In Teaching Reading in Small Groups, Jennifer Serravallo provides a multitude of explicit examples of language to use to deepen students’ engagement and understanding. Her experience as a skilled and reflective practitioner comes through in each of the carefully described teaching scenarios that coach the reader to become better classroom researchers. Her thinking nudges readers to recognize teaching opportunities where before they might only have seen obstacles. Her advice empowers teachers, ultimately making small group instruction feel doable and necessary. For teachers eager and ready to “outgrow their best ideas,” Teaching Reading in Small Groups deserves a place at the top of the professional reading stack.
Kim Yaris, Literacy Builders
For teachers who sometimes feel as if data-based instruction, differentiated groupings, and formative assessments somehow involve going over to The Dark Side, this book is a powerful antidote. It will help you know that you can hold tight to your deepest beliefs about children and literature, classrooms communities, and good teaching.
Lucy Calkins
Author of Units of Study for Teaching Reading
Jennifer Serravallo's new book is the kind of book I have been looking for since I started teaching because I always felt like my guided reading instruction could be better. I have a strong feeling that this book will be sitting in the little pile that I always keep by my side throughout the year.

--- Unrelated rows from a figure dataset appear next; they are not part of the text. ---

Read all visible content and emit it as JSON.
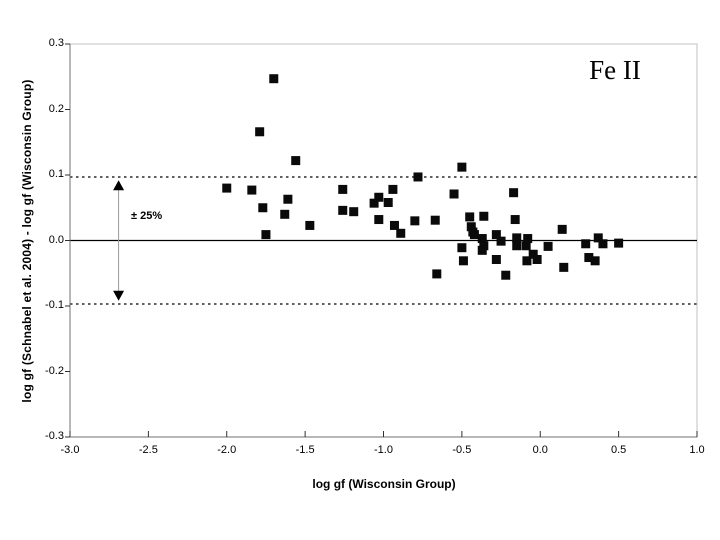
{
  "figure": {
    "corner_label": "Fe II",
    "annotation": "± 25%",
    "colors": {
      "marker": "#0a0a0a",
      "axis_line": "#707070",
      "frame": "#c0c0c0",
      "reference_line": "#000000",
      "arrow": "#999999",
      "background": "#ffffff"
    }
  },
  "chart_data": {
    "type": "scatter",
    "title": "",
    "xlabel": "log gf (Wisconsin Group)",
    "ylabel": "log gf (Schnabel et al. 2004) - log gf (Wisconsin Group)",
    "xlim": [
      -3.0,
      1.0
    ],
    "ylim": [
      -0.3,
      0.3
    ],
    "grid": false,
    "legend_position": "none",
    "xtick_labels": [
      "-3.0",
      "-2.5",
      "-2.0",
      "-1.5",
      "-1.0",
      "-0.5",
      "0.0",
      "0.5",
      "1.0"
    ],
    "xtick_values": [
      -3.0,
      -2.5,
      -2.0,
      -1.5,
      -1.0,
      -0.5,
      0.0,
      0.5,
      1.0
    ],
    "ytick_labels": [
      "0.3",
      "0.2",
      "0.1",
      "0.0",
      "-0.1",
      "-0.2",
      "-0.3"
    ],
    "ytick_values": [
      0.3,
      0.2,
      0.1,
      0.0,
      -0.1,
      -0.2,
      -0.3
    ],
    "reference_lines": {
      "solid_y": 0.0,
      "dashed_y": [
        0.097,
        -0.097
      ],
      "dashed_meaning": "± 25% in gf, i.e. ±0.097 dex"
    },
    "annotation_arrow": {
      "x": -2.69,
      "from_y": 0.092,
      "to_y": -0.092
    },
    "marker": "filled-square",
    "points": [
      [
        -2.0,
        0.08
      ],
      [
        -1.84,
        0.077
      ],
      [
        -1.79,
        0.166
      ],
      [
        -1.77,
        0.05
      ],
      [
        -1.75,
        0.009
      ],
      [
        -1.7,
        0.247
      ],
      [
        -1.63,
        0.04
      ],
      [
        -1.61,
        0.063
      ],
      [
        -1.56,
        0.122
      ],
      [
        -1.47,
        0.023
      ],
      [
        -1.26,
        0.078
      ],
      [
        -1.26,
        0.046
      ],
      [
        -1.19,
        0.044
      ],
      [
        -1.06,
        0.057
      ],
      [
        -1.03,
        0.066
      ],
      [
        -0.97,
        0.058
      ],
      [
        -0.94,
        0.078
      ],
      [
        -1.03,
        0.032
      ],
      [
        -0.93,
        0.023
      ],
      [
        -0.89,
        0.011
      ],
      [
        -0.8,
        0.03
      ],
      [
        -0.78,
        0.097
      ],
      [
        -0.67,
        0.031
      ],
      [
        -0.66,
        -0.051
      ],
      [
        -0.55,
        0.071
      ],
      [
        -0.5,
        0.112
      ],
      [
        -0.5,
        -0.011
      ],
      [
        -0.49,
        -0.031
      ],
      [
        -0.45,
        0.036
      ],
      [
        -0.44,
        0.021
      ],
      [
        -0.43,
        0.013
      ],
      [
        -0.42,
        0.009
      ],
      [
        -0.37,
        0.003
      ],
      [
        -0.36,
        0.037
      ],
      [
        -0.36,
        -0.008
      ],
      [
        -0.37,
        -0.015
      ],
      [
        -0.28,
        0.009
      ],
      [
        -0.28,
        -0.029
      ],
      [
        -0.25,
        -0.001
      ],
      [
        -0.22,
        -0.053
      ],
      [
        -0.17,
        0.073
      ],
      [
        -0.16,
        0.032
      ],
      [
        -0.15,
        0.004
      ],
      [
        -0.15,
        -0.008
      ],
      [
        -0.09,
        -0.008
      ],
      [
        -0.08,
        0.003
      ],
      [
        -0.085,
        -0.031
      ],
      [
        -0.045,
        -0.021
      ],
      [
        -0.02,
        -0.029
      ],
      [
        0.05,
        -0.009
      ],
      [
        0.14,
        0.017
      ],
      [
        0.15,
        -0.041
      ],
      [
        0.29,
        -0.005
      ],
      [
        0.31,
        -0.026
      ],
      [
        0.35,
        -0.031
      ],
      [
        0.37,
        0.004
      ],
      [
        0.4,
        -0.005
      ],
      [
        0.5,
        -0.004
      ]
    ]
  }
}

reading teacher (new york), August 31, 2010
I just bought Jennifer Serravallo's new book- Teaching Reading in Small Groups. This book is amazing and stays true to RW. Lucy Calkins wrote the forward. I especially like her explicit strategies for teaching small groups in a conference format, not guided reading. She separates shared reading from the mini-lesson. I am going to follow her sample schedule. The sample second grade schedule is as follows:
Minilesson - 7 minutes
Read alone- 15 minutes
Partnership - 10 minutes
Read alone- 15 minutes
Share - 5 minutes
This is one of the best books I bought this summer!
KC2, August 10, 2010
Practical, insightful and reality-based. Great tips for moving kids forward and tapping into their individual needs and strengths. A must buy.
Lara Parent, Michigan, October 2, 2010
This is a great resource to add to one's library on teaching reading. It is very focused and detailed on how to use on-going assessments for all areas of reading instruction and how to balance strategy lessons, fluency work, partnerships, book clubs, guided reading, conferences and more. I have been teaching reading (3rd -5th grade) for ten years, and I couldn't put this book down.